Tu t’entraînes depuis des semaines mais tu stagnes ? Pas de panique, c’est souvent le résultat d’erreurs classiques que font 90% des coureurs. Ces pièges sont sournois car ils donnent l’impression de bien faire, alors qu’ils freinent ta progression.
Spoiler : tu en reconnaitras sûrement quelques-unes. Voyons ça ensemble.
Tu cours trop vite sur tes sorties faciles
C’est l’erreur numéro un des coureurs motivés. Tu penses qu’en forçant à chaque sortie, tu progresseras plus vite. Résultat : tu accumules la fatigue et tu n’arrives jamais à récupérer complètement entre tes séances.
Tes footings longs doivent se courir en aisance respiratoire. Si tu ne peux pas tenir une conversation normale, tu vas trop vite. Cette allure développe ton système aérobie sans puiser dans tes réserves. D’ailleurs, lisez ici notre article sur la préparation semi-marathon avec 2 séances par semaine.
La règle des 80/20 s’applique même avec un programme allégé : 80% de ton kilométrage à allure facile, 20% en intensité. Respecte cette répartition et tu verras la différence.

Tu négliges complètement l’échauffement
Partir directement au rythme de course, c’est le meilleur moyen de se blesser ou de passer une séance médiocre. Ton corps a besoin de 10-15 minutes pour monter en température et préparer tes articulations à l’effort.
Un bon échauffement commence par 5 minutes de footing très lent, suivi de quelques gammes comme les montées de genoux ou les talons-fesses. Rien de compliqué, mais cette routine fait toute la différence sur tes performances.

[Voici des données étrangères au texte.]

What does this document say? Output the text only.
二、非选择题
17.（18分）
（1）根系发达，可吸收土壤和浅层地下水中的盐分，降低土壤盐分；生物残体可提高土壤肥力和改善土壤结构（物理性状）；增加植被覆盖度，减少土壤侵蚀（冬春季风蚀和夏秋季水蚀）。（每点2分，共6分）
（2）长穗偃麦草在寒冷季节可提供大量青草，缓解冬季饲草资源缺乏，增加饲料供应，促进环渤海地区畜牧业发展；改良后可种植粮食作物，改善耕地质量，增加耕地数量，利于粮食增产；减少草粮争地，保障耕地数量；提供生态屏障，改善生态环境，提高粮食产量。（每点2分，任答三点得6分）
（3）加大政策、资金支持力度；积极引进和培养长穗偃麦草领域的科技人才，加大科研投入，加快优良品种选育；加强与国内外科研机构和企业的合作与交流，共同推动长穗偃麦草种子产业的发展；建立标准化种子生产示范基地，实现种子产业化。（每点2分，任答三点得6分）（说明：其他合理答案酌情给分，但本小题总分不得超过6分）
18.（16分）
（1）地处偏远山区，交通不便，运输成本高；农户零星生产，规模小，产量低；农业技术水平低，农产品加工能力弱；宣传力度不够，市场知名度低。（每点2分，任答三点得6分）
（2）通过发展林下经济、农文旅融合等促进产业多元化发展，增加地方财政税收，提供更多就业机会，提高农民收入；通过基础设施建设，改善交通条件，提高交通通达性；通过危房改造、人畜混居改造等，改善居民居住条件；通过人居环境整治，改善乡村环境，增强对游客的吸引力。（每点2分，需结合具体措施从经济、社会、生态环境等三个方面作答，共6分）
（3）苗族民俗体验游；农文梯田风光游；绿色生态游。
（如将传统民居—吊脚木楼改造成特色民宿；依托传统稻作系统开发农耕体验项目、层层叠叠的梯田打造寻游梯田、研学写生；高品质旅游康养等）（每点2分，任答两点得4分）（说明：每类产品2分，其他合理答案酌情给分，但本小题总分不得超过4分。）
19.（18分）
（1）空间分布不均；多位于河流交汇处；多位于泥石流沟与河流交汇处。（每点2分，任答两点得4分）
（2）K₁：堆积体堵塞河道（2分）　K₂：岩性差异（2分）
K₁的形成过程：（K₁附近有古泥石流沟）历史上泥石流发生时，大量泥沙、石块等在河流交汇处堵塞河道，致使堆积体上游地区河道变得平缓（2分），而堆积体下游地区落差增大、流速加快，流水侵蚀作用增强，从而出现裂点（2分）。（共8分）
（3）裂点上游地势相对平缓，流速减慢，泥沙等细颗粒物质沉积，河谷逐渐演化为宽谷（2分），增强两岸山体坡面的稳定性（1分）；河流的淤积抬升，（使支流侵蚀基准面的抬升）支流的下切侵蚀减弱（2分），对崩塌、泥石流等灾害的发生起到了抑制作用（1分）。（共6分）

Pour tes séances de fractionné, ajoute 2-3 accélérations progressives de 100 mètres après ton échauffement de base. Ton organisme sera prêt à encaisser les efforts intenses.

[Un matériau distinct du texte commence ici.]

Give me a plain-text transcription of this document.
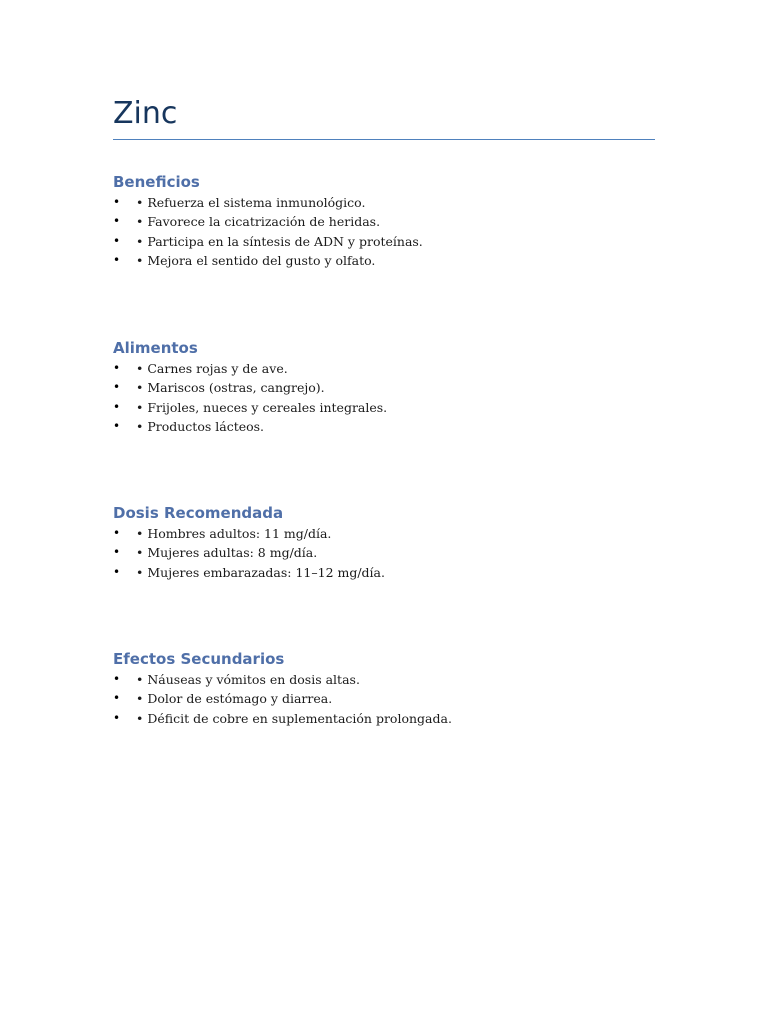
Zinc
Beneficios
• • Refuerza el sistema inmunológico.
• • Favorece la cicatrización de heridas.
• • Participa en la síntesis de ADN y proteínas.
• • Mejora el sentido del gusto y olfato.
Alimentos
• • Carnes rojas y de ave.
• • Mariscos (ostras, cangrejo).
• • Frijoles, nueces y cereales integrales.
• • Productos lácteos.
Dosis Recomendada
• • Hombres adultos: 11 mg/día.
• • Mujeres adultas: 8 mg/día.
• • Mujeres embarazadas: 11–12 mg/día.
Efectos Secundarios
• • Náuseas y vómitos en dosis altas.
• • Dolor de estómago y diarrea.
• • Déficit de cobre en suplementación prolongada.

Tu changes de programme toutes les semaines
Tu découvres un nouveau plan d’entraînement sur YouTube et tu l’adoptes immédiatement ? Mauvaise idée. Ton corps a besoin de temps pour s’adapter à un stimulus d’entraînement donné.
Garde le même programme au moins 4-6 semaines avant d’envisager des modifications. Cette constance permet une progression linéaire et évite de repartir de zéro à chaque changement de méthode.
Les seuls ajustements autorisés concernent l’intensité ou la durée des séances, pas la structure générale de ton plan. Si tu sens que quelque chose ne va pas, consulte un coach plutôt que de bricoler seul.
Tu ignores les signaux de ton corps
Fatigue inhabituelle, sommeil perturbé, fréquence cardiaque au repos élevée : ton organisme t’envoie des signaux qu’il faut apprendre à décoder. Continuer à t’entraîner dans ces conditions mène droit au surentraînement.
Prends une séance de repos supplémentaire dès que tu ressens ces symptômes. Mieux vaut manquer un entraînement que de compromettre plusieurs semaines de préparation. Ton corps récupère plus vite que tu ne le penses.
Tiens un carnet d’entraînement basique où tu notes tes sensations après chaque séance. Cette habitude t’aidera à identifier tes cycles de forme et à ajuster en conséquence.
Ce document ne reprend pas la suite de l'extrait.